I have a question in GIT pull process.
Let us say, I am working on local file called "Program.java". (lets assume that I cloned the repo initially from remote). And after I finish my changes, I commit them in my local repository.
Meanwhile when I worked locally, someone updated the same file "Program.java" in the remote branch. The change what the other person made was, addition of some lines at the end of the file. The changes I made locally was, addition of few lines at the beginning of the file.
Now when I invoke 'git pull', git silently fast forwards the merge between my local and remote branches!!
This is not correct. Isn't it ? Ideally it should have shown conflicts. Because, someone modified the same file remotely while I think that nothing was modified in the Program.java file.
When I test the program (Program.java), I realize that there was some modification happened at remote and finally I end up catching the guy who performed the update and correct my file.
This is dangerous and git, rather fast forwarding the merge, should have shown conflicts. This would have alerted me before I sensed the updated from other person.
Can someone please hep me to understand why this happens in GIT.
Note: Git shows conflict if the same line was updated between remote and local branches which is exactly was expected.
Thanks in advance.
CodePudding user response:
Git considers two lines that are far apart but in the same file to be as independent of each other as two lines in different files.
Imagine the following situation:
Developer A removes function foo
from the beginning of file bar
while developer B changes code at the end of that file to use function foo
.
Git will happily merge these changes as they don't touch the same lines. Yet still there is a conflict, because the code now uses a deleted function. But the same can happen with two different files.

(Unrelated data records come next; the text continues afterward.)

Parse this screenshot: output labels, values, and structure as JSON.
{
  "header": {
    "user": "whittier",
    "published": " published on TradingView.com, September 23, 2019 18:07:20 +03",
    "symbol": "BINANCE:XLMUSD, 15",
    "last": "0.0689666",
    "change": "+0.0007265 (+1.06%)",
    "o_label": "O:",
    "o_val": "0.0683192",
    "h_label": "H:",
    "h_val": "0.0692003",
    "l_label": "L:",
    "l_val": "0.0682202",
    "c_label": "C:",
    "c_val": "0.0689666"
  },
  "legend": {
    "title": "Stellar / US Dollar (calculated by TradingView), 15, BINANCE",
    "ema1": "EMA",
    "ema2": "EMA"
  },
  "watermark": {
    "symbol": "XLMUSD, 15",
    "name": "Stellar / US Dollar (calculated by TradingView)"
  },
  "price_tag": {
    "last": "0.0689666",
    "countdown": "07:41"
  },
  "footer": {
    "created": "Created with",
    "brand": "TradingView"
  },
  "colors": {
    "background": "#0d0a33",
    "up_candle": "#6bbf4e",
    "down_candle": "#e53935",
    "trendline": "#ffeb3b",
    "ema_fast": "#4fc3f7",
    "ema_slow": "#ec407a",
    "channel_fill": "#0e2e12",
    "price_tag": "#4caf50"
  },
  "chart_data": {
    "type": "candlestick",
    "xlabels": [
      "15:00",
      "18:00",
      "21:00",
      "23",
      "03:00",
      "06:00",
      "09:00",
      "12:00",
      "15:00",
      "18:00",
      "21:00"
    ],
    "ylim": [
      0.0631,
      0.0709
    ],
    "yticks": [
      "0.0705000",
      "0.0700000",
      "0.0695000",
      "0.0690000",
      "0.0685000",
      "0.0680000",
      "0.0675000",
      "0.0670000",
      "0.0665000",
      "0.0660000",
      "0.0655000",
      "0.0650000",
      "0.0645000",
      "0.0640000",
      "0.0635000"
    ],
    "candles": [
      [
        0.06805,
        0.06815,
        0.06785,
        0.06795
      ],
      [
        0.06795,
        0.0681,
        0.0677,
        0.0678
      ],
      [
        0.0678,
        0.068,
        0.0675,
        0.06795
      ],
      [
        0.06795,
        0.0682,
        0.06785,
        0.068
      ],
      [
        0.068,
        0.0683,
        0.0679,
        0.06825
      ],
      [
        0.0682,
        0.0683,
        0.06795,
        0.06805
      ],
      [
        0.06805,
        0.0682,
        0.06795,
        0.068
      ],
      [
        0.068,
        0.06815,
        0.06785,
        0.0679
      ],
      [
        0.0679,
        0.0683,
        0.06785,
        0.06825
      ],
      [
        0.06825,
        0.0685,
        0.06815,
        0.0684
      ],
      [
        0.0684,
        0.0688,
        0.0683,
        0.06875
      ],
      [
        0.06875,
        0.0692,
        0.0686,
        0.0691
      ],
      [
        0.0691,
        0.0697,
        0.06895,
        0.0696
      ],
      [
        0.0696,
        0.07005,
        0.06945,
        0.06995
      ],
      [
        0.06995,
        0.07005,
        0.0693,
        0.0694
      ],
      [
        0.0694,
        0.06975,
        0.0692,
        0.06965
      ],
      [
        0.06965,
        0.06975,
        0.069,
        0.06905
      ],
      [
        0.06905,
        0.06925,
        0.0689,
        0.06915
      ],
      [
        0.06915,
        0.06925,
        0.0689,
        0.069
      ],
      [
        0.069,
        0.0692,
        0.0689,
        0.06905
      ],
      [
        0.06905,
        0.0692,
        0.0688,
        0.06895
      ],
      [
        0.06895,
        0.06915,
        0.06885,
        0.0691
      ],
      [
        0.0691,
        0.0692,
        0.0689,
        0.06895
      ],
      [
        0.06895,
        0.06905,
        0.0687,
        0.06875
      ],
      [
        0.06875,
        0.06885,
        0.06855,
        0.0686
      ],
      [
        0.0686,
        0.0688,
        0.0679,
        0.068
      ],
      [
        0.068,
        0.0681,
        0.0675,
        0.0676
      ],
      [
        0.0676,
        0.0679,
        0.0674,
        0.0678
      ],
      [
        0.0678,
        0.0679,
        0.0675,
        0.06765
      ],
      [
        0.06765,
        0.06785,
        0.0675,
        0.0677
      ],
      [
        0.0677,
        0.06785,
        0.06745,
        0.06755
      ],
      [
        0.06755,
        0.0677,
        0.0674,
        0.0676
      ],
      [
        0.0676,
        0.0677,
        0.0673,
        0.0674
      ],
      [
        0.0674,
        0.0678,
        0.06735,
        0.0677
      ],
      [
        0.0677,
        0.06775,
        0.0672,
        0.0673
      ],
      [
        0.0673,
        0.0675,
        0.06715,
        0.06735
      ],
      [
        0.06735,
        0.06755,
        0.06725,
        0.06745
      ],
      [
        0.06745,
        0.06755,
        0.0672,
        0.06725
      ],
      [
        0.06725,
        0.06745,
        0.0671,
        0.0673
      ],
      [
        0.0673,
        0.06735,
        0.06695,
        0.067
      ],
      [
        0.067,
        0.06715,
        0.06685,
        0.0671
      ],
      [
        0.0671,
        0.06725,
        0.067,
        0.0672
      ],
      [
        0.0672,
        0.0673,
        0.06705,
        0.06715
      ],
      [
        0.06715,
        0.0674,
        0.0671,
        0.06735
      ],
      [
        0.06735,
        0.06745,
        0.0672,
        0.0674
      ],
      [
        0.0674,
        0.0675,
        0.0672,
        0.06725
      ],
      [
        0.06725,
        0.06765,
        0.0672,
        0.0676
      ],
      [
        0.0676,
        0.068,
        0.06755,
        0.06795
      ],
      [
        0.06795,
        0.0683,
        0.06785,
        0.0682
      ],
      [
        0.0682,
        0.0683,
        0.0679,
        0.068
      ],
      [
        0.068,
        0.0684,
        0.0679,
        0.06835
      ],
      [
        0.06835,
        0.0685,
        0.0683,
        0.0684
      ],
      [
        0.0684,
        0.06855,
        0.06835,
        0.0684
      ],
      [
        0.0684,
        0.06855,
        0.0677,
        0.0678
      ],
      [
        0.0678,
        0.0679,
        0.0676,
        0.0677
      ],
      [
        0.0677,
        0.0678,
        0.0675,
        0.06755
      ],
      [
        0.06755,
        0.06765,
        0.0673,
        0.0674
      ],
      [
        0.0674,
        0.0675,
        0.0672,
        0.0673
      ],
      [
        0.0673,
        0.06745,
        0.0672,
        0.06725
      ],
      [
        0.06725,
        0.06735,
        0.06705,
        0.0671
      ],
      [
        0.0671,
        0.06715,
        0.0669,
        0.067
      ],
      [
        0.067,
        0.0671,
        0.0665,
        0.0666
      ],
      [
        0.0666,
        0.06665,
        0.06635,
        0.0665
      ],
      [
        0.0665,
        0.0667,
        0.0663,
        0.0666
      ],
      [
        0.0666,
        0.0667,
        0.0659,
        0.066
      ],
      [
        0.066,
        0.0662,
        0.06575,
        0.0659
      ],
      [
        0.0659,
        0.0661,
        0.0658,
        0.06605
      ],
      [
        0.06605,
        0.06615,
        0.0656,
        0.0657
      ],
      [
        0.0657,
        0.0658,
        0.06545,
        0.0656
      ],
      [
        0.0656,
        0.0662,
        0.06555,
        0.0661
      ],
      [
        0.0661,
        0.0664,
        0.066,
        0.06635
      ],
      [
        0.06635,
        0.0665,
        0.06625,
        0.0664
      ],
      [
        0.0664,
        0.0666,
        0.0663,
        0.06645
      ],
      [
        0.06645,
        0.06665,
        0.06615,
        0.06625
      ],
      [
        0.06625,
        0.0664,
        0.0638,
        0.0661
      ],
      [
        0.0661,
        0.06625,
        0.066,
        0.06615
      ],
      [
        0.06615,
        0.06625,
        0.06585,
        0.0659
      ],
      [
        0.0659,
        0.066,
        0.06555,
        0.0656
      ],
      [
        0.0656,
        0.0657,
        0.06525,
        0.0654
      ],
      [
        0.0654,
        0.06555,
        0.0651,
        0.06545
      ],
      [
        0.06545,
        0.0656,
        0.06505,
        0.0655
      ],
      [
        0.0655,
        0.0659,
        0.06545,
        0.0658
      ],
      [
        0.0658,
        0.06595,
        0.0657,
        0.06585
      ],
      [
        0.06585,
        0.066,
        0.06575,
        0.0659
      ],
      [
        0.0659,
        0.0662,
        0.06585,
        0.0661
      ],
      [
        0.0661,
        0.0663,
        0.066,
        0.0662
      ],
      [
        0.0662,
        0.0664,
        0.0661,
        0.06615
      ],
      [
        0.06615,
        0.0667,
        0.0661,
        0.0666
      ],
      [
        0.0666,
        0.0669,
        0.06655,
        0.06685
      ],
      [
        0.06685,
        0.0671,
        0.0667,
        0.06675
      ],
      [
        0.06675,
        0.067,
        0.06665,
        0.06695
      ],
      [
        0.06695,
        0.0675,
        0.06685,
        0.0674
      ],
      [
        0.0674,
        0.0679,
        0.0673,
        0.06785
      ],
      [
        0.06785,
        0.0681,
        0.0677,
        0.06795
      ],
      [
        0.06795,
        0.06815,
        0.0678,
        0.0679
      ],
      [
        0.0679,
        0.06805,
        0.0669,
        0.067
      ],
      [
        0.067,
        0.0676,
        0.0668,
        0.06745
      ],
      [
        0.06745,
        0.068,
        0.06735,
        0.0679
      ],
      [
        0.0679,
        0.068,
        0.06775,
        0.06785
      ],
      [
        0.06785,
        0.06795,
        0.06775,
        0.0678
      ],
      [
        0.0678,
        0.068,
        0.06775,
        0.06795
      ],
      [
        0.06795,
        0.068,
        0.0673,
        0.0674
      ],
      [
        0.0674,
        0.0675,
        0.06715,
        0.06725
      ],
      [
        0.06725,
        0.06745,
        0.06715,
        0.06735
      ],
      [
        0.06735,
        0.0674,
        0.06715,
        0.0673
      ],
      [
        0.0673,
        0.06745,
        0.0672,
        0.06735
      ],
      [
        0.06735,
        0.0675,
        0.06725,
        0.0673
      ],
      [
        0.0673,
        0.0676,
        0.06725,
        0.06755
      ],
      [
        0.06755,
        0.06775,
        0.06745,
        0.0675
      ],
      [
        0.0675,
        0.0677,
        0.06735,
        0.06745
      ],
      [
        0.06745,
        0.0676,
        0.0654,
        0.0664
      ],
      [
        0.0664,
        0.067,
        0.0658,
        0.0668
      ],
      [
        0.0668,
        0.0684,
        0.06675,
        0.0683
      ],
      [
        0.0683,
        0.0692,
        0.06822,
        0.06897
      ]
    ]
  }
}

Consider the following, very similar situation:
Developer A removes function foo
from file library
while developer B changes code in file bar
to use function foo
from library
.
Git will also merge these two changes without conflict and since the changes are in different files no one will argue with that. Yet we still have the same conflict, the code is now calling a deleted function.
So there are only the two extreme options:
- Assume every line depends on every other line in every other file and therefore don't allow merges without conflicts at all.
- Only show a conflict, when it is absolutely necessary, i.e. when the same lines are changed.
It is important to remember that git not reporting a conflict does not mean that there is none. Communicate with the other developers, read their changes when merging and make sure you do have (preferably automatic) tests.
CodePudding user response:
First of all, you need to take responsibility for you. You said git pull
. That means "fetch and merge". So you can hardly complain when that's exactly what Git does, and if you didn't want that to happen, you shouldn't have said that.
Personally, I never say pull
, and for exactly this reason: it does stuff to your branch, and who knows what it will be? I'd rather have a chance to know what Git might do to my branch without actually doing it until I know what it is.
So, suppose we are on branch mybranch
. I say
git fetch
git status
Now Git tells me what would happen if I were to merge origin/mybranch
into mybranch
: which one is "ahead", and whether this would be a fast-forward.
If I'm still in doubt, I can compare myorigin/mybranch
with mybranch
using git diff
, to see what the differences between them are.
If this would be a fast-forward and I'm happy with what would happen if it were performed, I now say
git merge --ff-only
and the fast-forward is performed.
But not so fast. What is a fast-forward? It isn't really a merge at all. It is done only in the situation where your branch and the remote branch are a perfect match right up to your last commit, and after that there are some additional commits on the remote branch:
A -- B -- C -- D (the remote mybranch)
A -- B (your mybranch)
In that situation, Git will simply append C and D to your mybranch
. No muss, no fuss. And no harm done. After all, these are all clean individual commits, and someone really did add them on the remote, so it is right for Git to assume that when you merge, you are saying you want them.
If for some reason Git is wrong about what you wanted, and you regret appending C and D to your branch, then just undo the merge:
git reset --hard <SHA of B>
(For more about regret, see my https://stackoverflow.com/a/59675191/341994.)
Finally, let's talk about what you said in your question. You said that you made some changes locally and commited them, and someone else made some changes in the same file and committed them on the remote. But you then said that git pull
did a fast-forward. That is not true. If you have changes on your side that the remote does not have, Git will not fast-forward; it can't. It will do a true merge.
That is exactly why, when I do the merge, I say --ff-only
. That way, if we have gotten into the situation you describe, nothing happens — we are telling Git, "If something has gone wrong and someone has added commits to mybranch
on the remote, do not merge at all." Which is exactly what you wish you had told Git.